We do not do anything simply to cause harm to ourselves, but because we believe that we are somehow deriving a benefit from it.
For example, the person whose cow is: “The day I decide that I want to stop smoking, I will stop without any problem. It is just that I have not made the decision to stop” uses this self-deception to protect his low self-esteem and hide his inability to get rid of this bad habit.
His cow gives him the feeling that he is in control of his bad habit and not that his bad habit is in control of him. Do you realize the danger of a cow like this? You can literally carry it around your whole life, without ever feeling bad about your helplessness, or doing anything to remedy the situation.
Like this one, many of the other limiting beliefs that we carry with us throughout our lives have been the result of good intentions. Notice how easy it is to acquire a cow. Let's say that this cow sounds like this: “I'm not good at this.”
This cow is very common among people and it begins almost unconsciously. The person learns to do a task, a profession or a trade well.

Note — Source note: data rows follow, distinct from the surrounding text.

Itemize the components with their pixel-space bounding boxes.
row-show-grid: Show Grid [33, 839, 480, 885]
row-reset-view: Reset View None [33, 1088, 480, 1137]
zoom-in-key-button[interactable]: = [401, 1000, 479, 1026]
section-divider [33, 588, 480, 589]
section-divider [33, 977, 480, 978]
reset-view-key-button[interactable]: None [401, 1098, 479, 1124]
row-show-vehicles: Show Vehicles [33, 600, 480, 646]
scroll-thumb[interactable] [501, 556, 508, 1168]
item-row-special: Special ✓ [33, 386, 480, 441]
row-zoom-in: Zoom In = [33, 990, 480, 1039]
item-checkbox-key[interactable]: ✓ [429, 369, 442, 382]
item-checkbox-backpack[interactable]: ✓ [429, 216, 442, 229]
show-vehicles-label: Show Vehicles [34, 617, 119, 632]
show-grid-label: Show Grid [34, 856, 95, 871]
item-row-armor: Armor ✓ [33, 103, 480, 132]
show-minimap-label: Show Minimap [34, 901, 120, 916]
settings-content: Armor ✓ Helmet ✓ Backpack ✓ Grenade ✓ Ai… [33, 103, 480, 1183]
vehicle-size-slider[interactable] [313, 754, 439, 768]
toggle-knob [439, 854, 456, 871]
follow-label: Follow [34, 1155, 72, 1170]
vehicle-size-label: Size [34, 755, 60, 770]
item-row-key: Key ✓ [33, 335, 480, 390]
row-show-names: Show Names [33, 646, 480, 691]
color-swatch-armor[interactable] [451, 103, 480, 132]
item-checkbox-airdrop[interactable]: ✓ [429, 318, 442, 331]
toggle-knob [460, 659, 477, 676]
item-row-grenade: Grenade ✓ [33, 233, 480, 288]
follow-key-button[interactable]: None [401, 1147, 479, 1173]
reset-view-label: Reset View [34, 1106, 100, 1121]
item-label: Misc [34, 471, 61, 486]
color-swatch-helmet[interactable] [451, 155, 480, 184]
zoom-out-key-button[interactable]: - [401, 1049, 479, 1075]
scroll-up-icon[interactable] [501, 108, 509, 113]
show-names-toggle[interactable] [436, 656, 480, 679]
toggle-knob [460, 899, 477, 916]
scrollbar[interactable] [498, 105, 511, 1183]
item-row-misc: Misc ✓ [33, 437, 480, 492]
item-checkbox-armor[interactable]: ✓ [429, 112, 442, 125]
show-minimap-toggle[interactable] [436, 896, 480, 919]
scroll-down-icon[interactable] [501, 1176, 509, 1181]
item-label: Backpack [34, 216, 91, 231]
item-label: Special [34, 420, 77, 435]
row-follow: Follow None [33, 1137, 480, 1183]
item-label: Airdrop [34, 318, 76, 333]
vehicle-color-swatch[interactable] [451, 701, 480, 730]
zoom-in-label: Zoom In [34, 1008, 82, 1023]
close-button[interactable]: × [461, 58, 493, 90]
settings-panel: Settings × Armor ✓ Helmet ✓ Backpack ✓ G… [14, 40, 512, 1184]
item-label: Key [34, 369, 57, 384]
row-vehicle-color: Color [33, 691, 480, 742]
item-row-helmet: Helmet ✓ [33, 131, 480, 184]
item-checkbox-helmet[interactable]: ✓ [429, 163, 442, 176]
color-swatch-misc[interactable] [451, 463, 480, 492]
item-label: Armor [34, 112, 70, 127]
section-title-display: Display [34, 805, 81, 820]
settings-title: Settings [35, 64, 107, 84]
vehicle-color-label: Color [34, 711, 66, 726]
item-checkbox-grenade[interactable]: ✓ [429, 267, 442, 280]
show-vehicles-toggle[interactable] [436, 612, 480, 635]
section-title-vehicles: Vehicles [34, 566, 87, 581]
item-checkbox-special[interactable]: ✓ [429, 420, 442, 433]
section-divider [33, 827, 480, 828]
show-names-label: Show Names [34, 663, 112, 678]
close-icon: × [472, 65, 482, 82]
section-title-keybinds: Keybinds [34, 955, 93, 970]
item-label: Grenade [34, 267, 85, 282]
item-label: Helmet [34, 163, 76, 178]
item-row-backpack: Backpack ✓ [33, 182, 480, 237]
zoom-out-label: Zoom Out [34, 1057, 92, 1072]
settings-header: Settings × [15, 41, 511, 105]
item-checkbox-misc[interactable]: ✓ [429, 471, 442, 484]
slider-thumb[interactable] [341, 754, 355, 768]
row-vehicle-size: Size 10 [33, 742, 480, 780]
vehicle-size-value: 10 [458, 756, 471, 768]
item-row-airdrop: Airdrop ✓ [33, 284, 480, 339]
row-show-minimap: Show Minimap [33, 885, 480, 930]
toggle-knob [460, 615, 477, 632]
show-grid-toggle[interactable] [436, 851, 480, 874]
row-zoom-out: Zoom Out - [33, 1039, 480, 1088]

He enjoys doing it, develops a special talent for it and after some time thinks: “This is what I'm good at.”
Do you realize what just happened? Upon reaching this conclusion, this realization, the person unintentionally begins to think that perhaps this is his talent, his calling in life, his true and only vocation. He assumes that in no other area will he be able to be as effective as in this one, and stops seeking his development in other areas. You start making excuses (cows), finding reasons (more cows) to try to explain your limitations and make statements such as:
-I've always been like that.
-I wasn't born with the talent for that.
-I don't have the body that's needed for that.

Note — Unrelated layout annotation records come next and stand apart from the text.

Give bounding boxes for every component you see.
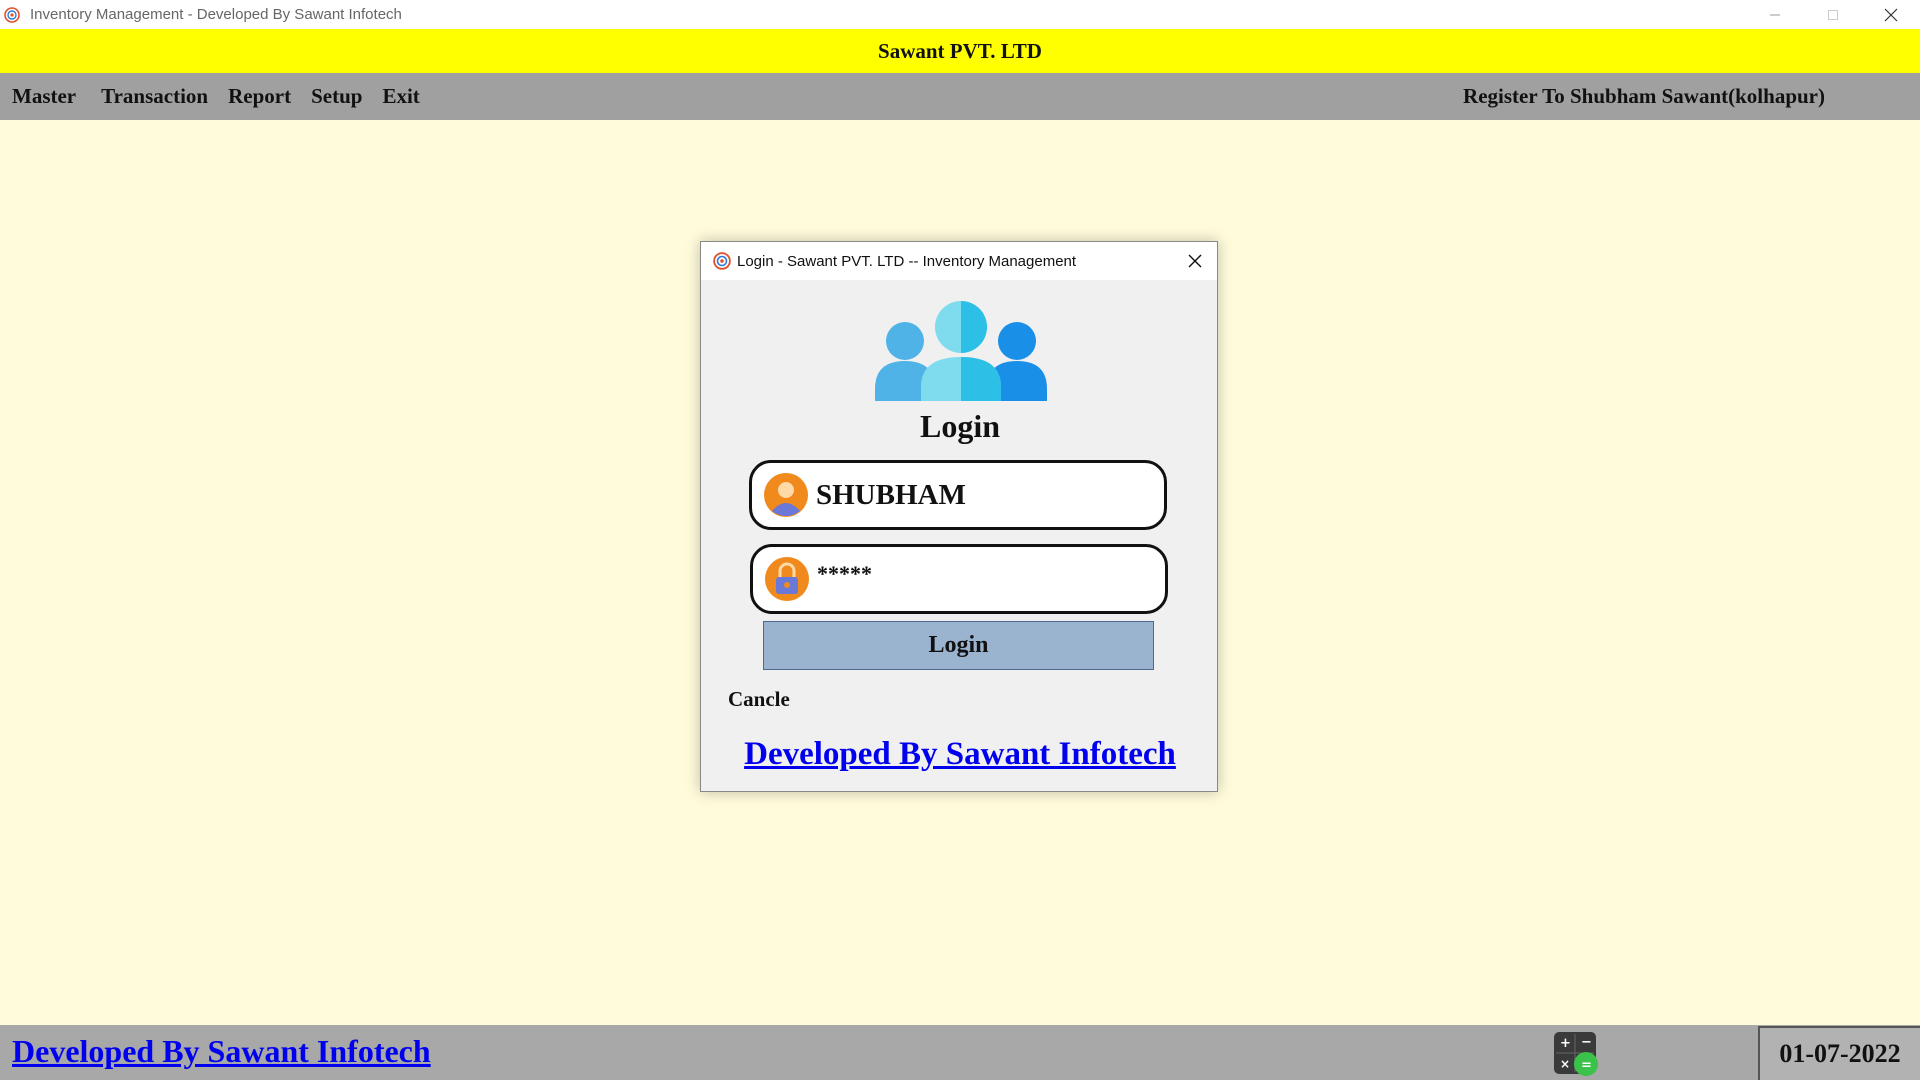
maximize-button[interactable] — [1804, 0, 1862, 29]
password-value: ***** — [817, 561, 872, 586]
status-developer-link[interactable]: Developed By Sawant Infotech — [12, 1033, 431, 1070]
close-icon — [1188, 254, 1202, 268]
dialog-titlebar: Login - Sawant PVT. LTD -- Inventory Man… — [701, 242, 1217, 280]
status-bar: Developed By Sawant Infotech + − × = 01-… — [0, 1025, 1920, 1080]
svg-text:=: = — [1581, 1058, 1592, 1073]
dialog-target-icon — [713, 252, 731, 270]
svg-text:×: × — [1560, 1057, 1570, 1071]
login-button[interactable]: Login — [763, 621, 1154, 670]
window-controls — [1746, 0, 1920, 29]
menu-bar: Master Transaction Report Setup Exit Reg… — [0, 73, 1920, 120]
calculator-icon[interactable]: + − × = — [1552, 1030, 1602, 1076]
login-dialog: Login - Sawant PVT. LTD -- Inventory Man… — [700, 241, 1218, 792]
menu-transaction[interactable]: Transaction — [93, 84, 216, 109]
username-field[interactable]: SHUBHAM — [749, 460, 1167, 530]
username-value: SHUBHAM — [816, 478, 966, 511]
login-heading: Login — [919, 408, 1001, 444]
window-titlebar: Inventory Management - Developed By Sawa… — [0, 0, 1920, 29]
menu-master[interactable]: Master — [4, 84, 84, 109]
registration-text: Register To Shubham Sawant(kolhapur) — [1463, 84, 1825, 108]
users-group-icon — [875, 301, 1047, 401]
menu-exit[interactable]: Exit — [374, 84, 427, 109]
company-banner: Sawant PVT. LTD — [0, 29, 1920, 73]
app-target-icon — [4, 6, 20, 23]
lock-icon — [765, 557, 809, 601]
date-display: 01-07-2022 — [1758, 1026, 1920, 1080]
password-field[interactable]: ***** — [750, 544, 1168, 614]
dialog-close-button[interactable] — [1181, 247, 1209, 275]
menu-report[interactable]: Report — [220, 84, 299, 109]
close-icon — [1884, 8, 1898, 21]
cancel-button[interactable]: Cancle — [728, 687, 790, 712]
minimize-button[interactable] — [1746, 0, 1804, 29]
user-avatar-icon — [764, 473, 808, 517]
svg-text:+: + — [1560, 1036, 1571, 1051]
dialog-title: Login - Sawant PVT. LTD -- Inventory Man… — [737, 252, 1077, 270]
window-title: Inventory Management - Developed By Sawa… — [30, 6, 402, 23]
maximize-icon — [1828, 9, 1838, 20]
company-name: Sawant PVT. LTD — [878, 38, 1042, 63]
dialog-developer-link[interactable]: Developed By Sawant Infotech — [701, 736, 1219, 773]
menu-setup[interactable]: Setup — [303, 84, 370, 109]
minimize-icon — [1770, 14, 1780, 15]
close-window-button[interactable] — [1862, 0, 1920, 29]
svg-text:−: − — [1581, 1035, 1592, 1050]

-I don't have the right personality.
And so, inadvertently, you create limitations that don't allow you to expand your potential. However, the real problem is far from being physical, congenital or personality-related. The real problem is the mental programs that we have stored in the archives of our subconscious, and that act as defense mechanisms that help us safeguard the image we may have of ourselves.
See? These are cows, because it's not that you think you're not good at anything. What happens is that you're convinced that you're good at one thing and that the rest is not something for which you have an innate talent.

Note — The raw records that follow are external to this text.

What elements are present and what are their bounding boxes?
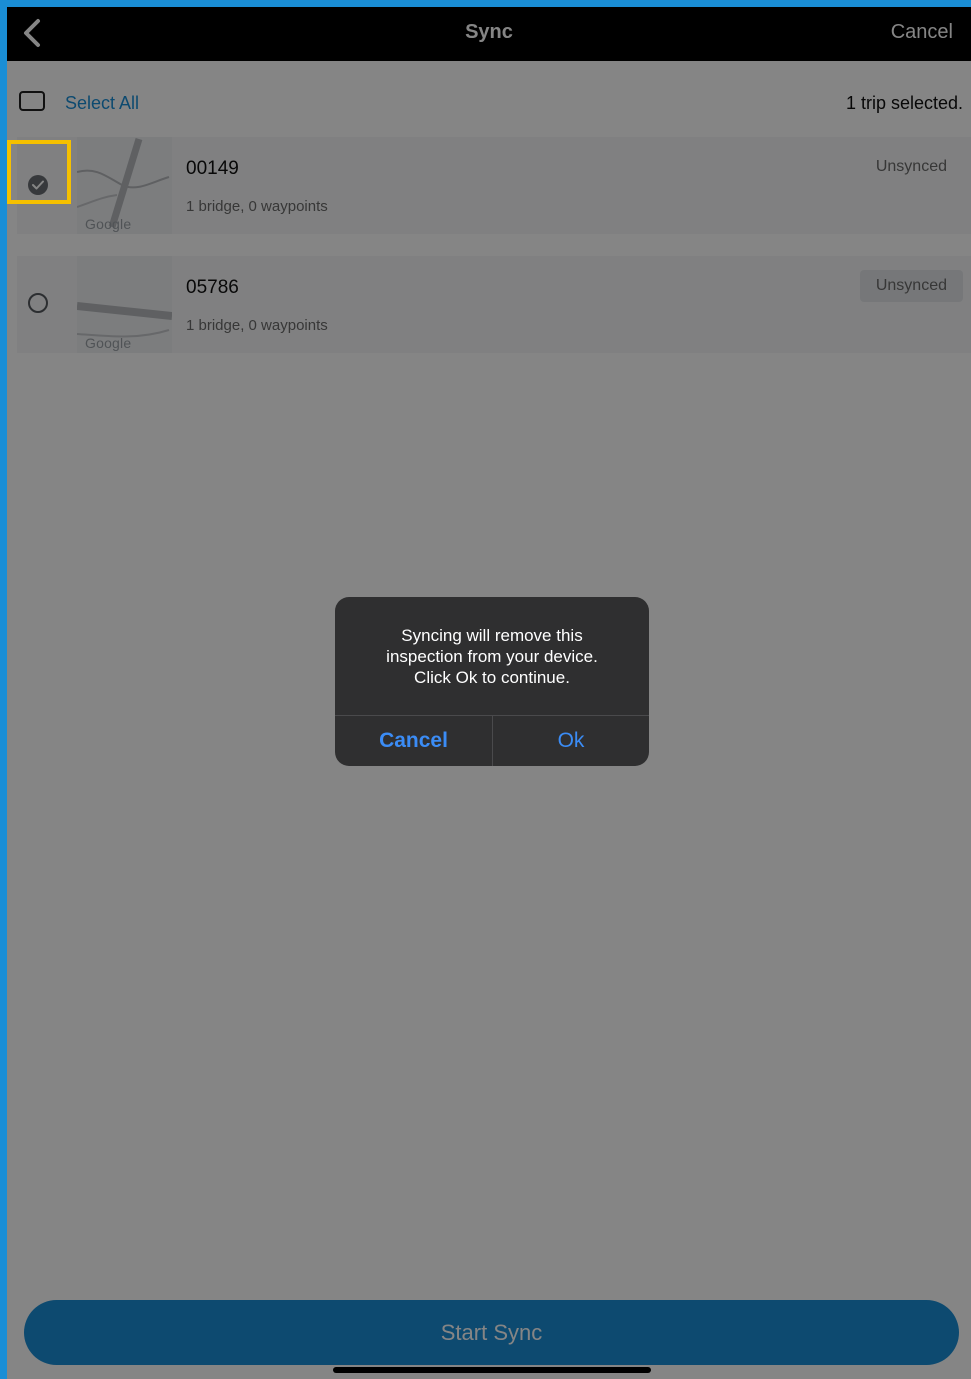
alert-message-line: inspection from your device. <box>386 647 598 666</box>
alert-message: Syncing will remove this inspection from… <box>351 625 633 688</box>
alert-ok-button[interactable]: Ok <box>493 716 649 766</box>
sync-screen: Sync Cancel Select All 1 trip selected. … <box>7 7 971 1379</box>
alert-message-line: Click Ok to continue. <box>414 668 570 687</box>
confirm-alert: Syncing will remove this inspection from… <box>335 597 649 766</box>
alert-cancel-button[interactable]: Cancel <box>335 716 492 766</box>
alert-message-line: Syncing will remove this <box>401 626 583 645</box>
highlight-annotation <box>7 140 71 204</box>
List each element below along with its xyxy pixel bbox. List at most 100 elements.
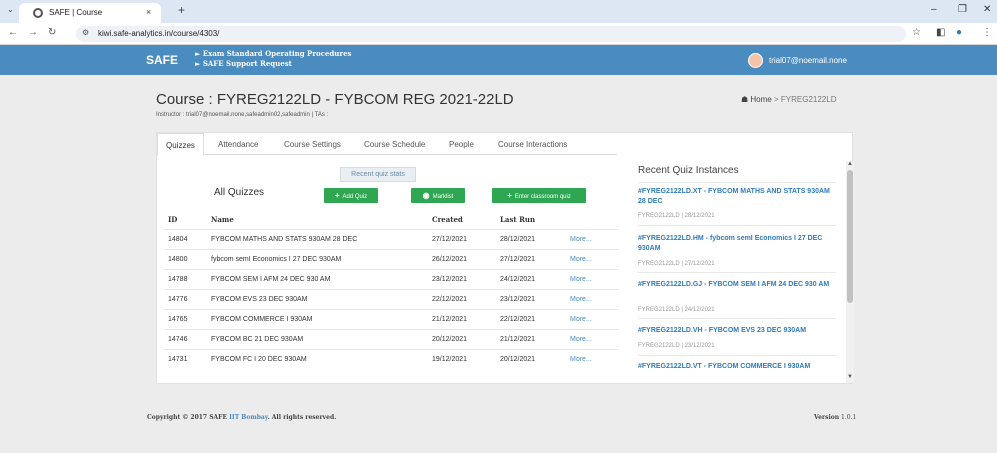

Your cow of: "this is what I'm good at" gives you a certain sense of tranquility, because you know that at least one thing you're good at. And to reinforce this idea even more, you frequently remind yourself that “not everyone can be good at everything.” However, the truth is that all of us have the capacity to be good at many other things. Many more than we are willing to accept. However, we will never find out unless we kill our “this is what I am good at” cow.
Other limitations (cows) are the result of past experiences that have become invalid. Maybe when you were six years old you were asked to recite a poem in front of the class and your teacher laughed, or some classmates made fun of you, which, as you might expect, made you feel bad and from that moment on you stopped reciting in front of other people or speaking in public, to avoid further embarrassment in front of your classmates and to evade criticism from other people.
After many years of allowing this cow to grow and fatten in the stable of your mind, you came to accept that public speaking was not one of your skills, that you simply did not have the talent for it. And hearing that you are not the only person afflicted by this illness gives you the peace of mind that you are not alone.
Today, at forty years of age, when someone asks you to make a short presentation at work, or to speak for five minutes about the project you are working on, you respond: “Look, ask me to do all the work, if you want I will write it up and print it, or if you want I will take care of all the necessary research, but do not ask me to stand in front of the group (which is six people) and speak, even if it is only for five minutes, because in that field my skills are zero.”
You may have gone more than thirty years without trying to do it, but you assume that your skills to do so must be the same as when you were six years old, which is absurd, of course.
So we often allow a cow that has been in our mind for many years and that today possibly has no validity, to tell us what we can do and what we cannot do.
What I want you to understand is that many of the limitations (cows) that you have at this moment are not physical, nor do they have to do with your mental capacity, your gifts or your talents, but with limiting beliefs, which are mostly erroneous ideas about your true potential and what is or is not possible.
Remember that any erroneous idea that we hold in our subconscious for a long time and validate with our actions, becomes a form of self-hypnosis.
This is precisely what stops many people from succeeding. Through this form of self-hypnosis they have filed in their mind a whole series of false beliefs and ideas that, perhaps at one time were valid, but now are no longer. However, since they have not yet been erased, they continue to exert their limiting effect from the depths of your subconscious mind.